According to Wikipedia, to evaluate significance of the Spearman rank correlation, you can use:

$$t = r \sqrt{\frac{n-2}{1-r^2}}$$

but I don't understand how to use this or how this generates the values as shown here:

http://web.anglia.ac.uk/numbers/biostatistics/spearman/local_folder/critical_values.html

Nothing I try matches and online explanations are scarce.

Best Answer

There's no great mystery here.

  1. The distribution of the Spearman correlation is discrete. (The set of ranks of $n$ values are discrete, so the Spearman correlation will necessarily be discrete.)

  2. The relevant Wikipedia page lists several approximations for the distribution of the Spearman correlation coefficient; I think the t-approximation is the second listed. The resulting p-values are not exact in small samples (but are reasonably close considering it's a continuous approximation of a discrete distribution - see the plot).

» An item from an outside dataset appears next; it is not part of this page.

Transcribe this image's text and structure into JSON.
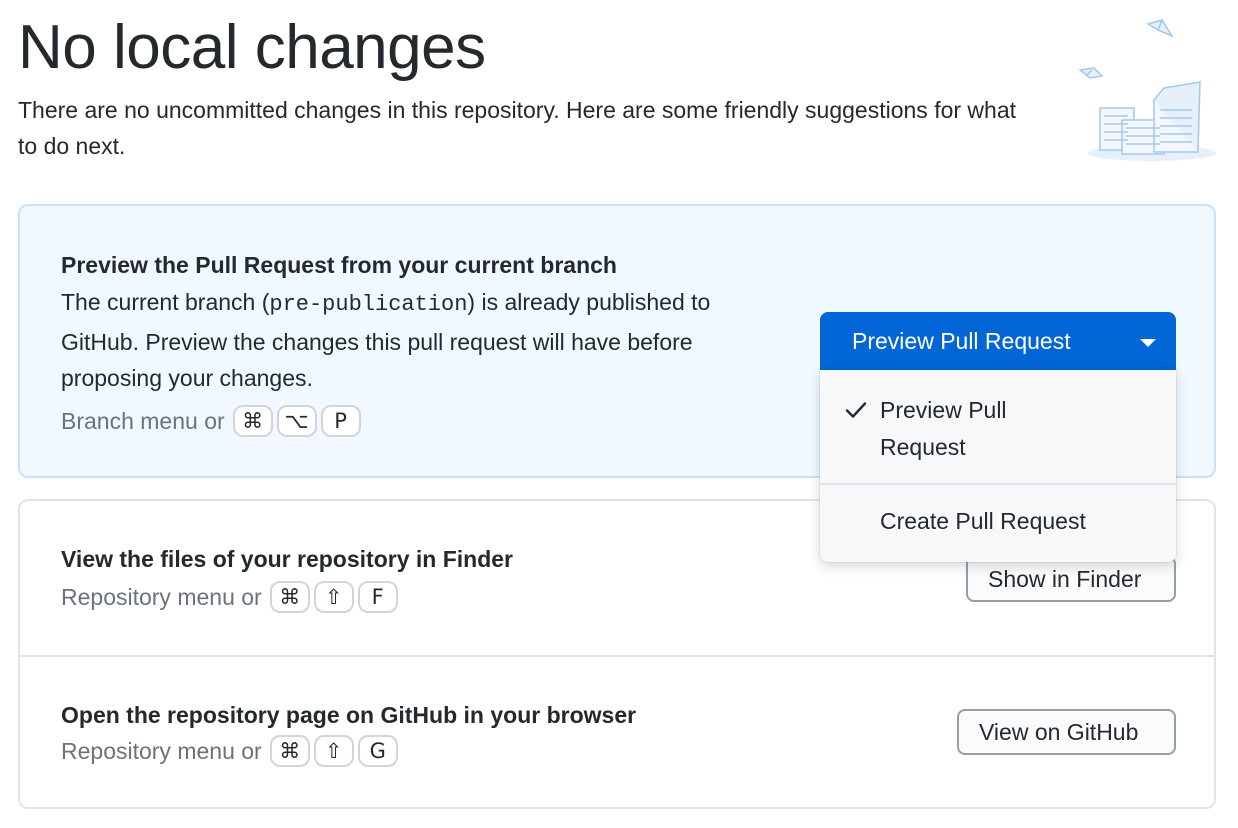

  3. Since the exact small sample distribution (under the null) for the Spearman correlation can be computed, exact small sample tables exist. The table you link to appears to be a table of critical correlations (yielding type I error no greater than the listed significance levels) derived from the exact distribution.

enter image description here

A continuity correction would probably help here.

Edit: actually, it looks like a suitable continuity correction helps quite a lot overall (however it's slightly less accurate for small portions of the range of $r_s$, so while most of the time it improves the approximation, sometimes it doesn't).

--

How to use the t-statistic that Wikipedia gives: you can get one- or two-tailed p-values from the cdf of the $t$ with $n-2$ d.f. just in the same way as you would for any t-statistic with given degrees of freedom.

You can get critical values from the inverse CDF of the $t$. As noted above, these will be approximate, but the approximation kicks in pretty quickly. You don't need very large $n$ before it's suitable for most purposes.